B lymphocytes form an integral part of the immune system via the production of specific antibodies and by establishing immunological memory.
In the Lymphocyte Interaction Laboratory, we strive for a comprehensive understanding of the cellular and molecular events leading to B cell activation as well as elucidating how they differentiate into memory or antibody-producing cells. We address this by combining the power of genetics with biochemistry and advanced imaging technology. For instance, by tracking single particles of BCR we have previously shown that BCR diffusion is restricted by an ezrin-defined actin network, and that this restriction regulates receptor signalling. We have since explored this novel concept of signalling regulation in greater detail by implementing super-resolution microscopy methods.

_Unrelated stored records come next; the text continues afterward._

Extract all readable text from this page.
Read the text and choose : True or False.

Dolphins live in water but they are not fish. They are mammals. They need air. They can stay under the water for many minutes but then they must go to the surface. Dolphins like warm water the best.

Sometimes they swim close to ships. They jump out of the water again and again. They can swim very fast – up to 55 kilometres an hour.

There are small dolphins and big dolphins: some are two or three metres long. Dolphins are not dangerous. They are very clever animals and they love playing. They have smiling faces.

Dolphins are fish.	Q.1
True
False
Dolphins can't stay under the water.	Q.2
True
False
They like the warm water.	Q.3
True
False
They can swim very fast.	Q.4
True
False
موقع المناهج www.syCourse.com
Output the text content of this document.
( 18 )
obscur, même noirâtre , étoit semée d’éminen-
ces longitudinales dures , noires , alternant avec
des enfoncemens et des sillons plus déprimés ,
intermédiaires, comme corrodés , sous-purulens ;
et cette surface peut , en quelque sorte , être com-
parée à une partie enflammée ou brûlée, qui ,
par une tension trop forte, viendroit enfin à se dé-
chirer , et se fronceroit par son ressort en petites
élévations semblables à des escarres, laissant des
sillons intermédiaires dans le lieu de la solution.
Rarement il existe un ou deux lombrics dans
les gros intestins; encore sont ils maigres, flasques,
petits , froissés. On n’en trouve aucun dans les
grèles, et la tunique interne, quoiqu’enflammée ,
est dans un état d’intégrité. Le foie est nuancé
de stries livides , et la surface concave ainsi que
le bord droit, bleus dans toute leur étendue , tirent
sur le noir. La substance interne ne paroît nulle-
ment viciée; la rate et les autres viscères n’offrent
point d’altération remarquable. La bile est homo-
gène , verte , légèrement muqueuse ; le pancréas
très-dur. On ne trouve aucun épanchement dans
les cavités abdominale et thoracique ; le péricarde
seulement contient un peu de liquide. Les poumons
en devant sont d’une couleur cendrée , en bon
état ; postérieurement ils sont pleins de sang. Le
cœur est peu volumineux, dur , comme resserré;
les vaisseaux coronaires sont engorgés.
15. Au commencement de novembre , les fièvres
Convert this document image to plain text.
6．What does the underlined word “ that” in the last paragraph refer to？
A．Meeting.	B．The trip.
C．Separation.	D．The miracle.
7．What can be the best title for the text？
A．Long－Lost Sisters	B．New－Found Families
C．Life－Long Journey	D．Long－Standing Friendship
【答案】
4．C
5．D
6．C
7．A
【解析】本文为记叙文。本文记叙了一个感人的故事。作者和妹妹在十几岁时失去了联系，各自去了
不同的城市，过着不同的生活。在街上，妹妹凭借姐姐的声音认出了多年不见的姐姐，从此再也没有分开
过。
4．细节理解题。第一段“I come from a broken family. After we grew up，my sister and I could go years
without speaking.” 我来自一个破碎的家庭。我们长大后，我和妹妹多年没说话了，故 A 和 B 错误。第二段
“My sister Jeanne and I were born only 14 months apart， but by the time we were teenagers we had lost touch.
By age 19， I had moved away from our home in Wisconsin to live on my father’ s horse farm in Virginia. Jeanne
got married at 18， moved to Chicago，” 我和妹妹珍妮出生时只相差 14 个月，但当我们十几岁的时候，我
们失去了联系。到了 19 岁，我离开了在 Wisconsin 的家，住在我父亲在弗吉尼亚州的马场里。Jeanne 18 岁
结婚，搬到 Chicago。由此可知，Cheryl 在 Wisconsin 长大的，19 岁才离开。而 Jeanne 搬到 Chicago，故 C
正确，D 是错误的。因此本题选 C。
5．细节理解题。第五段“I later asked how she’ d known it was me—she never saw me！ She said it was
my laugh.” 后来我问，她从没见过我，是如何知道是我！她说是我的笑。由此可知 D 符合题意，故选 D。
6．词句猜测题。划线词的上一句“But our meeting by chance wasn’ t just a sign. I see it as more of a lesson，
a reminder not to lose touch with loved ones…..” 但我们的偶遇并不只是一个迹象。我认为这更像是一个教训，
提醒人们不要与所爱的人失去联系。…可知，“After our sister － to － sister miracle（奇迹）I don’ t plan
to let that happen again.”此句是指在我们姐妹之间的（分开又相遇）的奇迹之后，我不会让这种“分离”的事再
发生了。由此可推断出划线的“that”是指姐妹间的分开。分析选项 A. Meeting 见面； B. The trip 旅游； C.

As well as studying lymphocyte interactions at the micro- and nano-scale, we actively pursue the understanding of how, where and when B cells are activated in vivo. We have recently focused special attention on the importance of lymph node architecture: specifically, investigating B cell activation in a model of double infection. We have seen that the changes that occur in the structure of the inflammatory lymph node have a dramatic effect on the ability of B cells to respond to pathogens and suggest a potential mechanism for increased susceptibility to secondary infections.
Up-to-the-minute unpublished data from the group will be presented, adding to a body of work that shows how a clear understanding of lymphocyte interactions and signalling has wide-ranging implications for the study of cancer and infectious disease.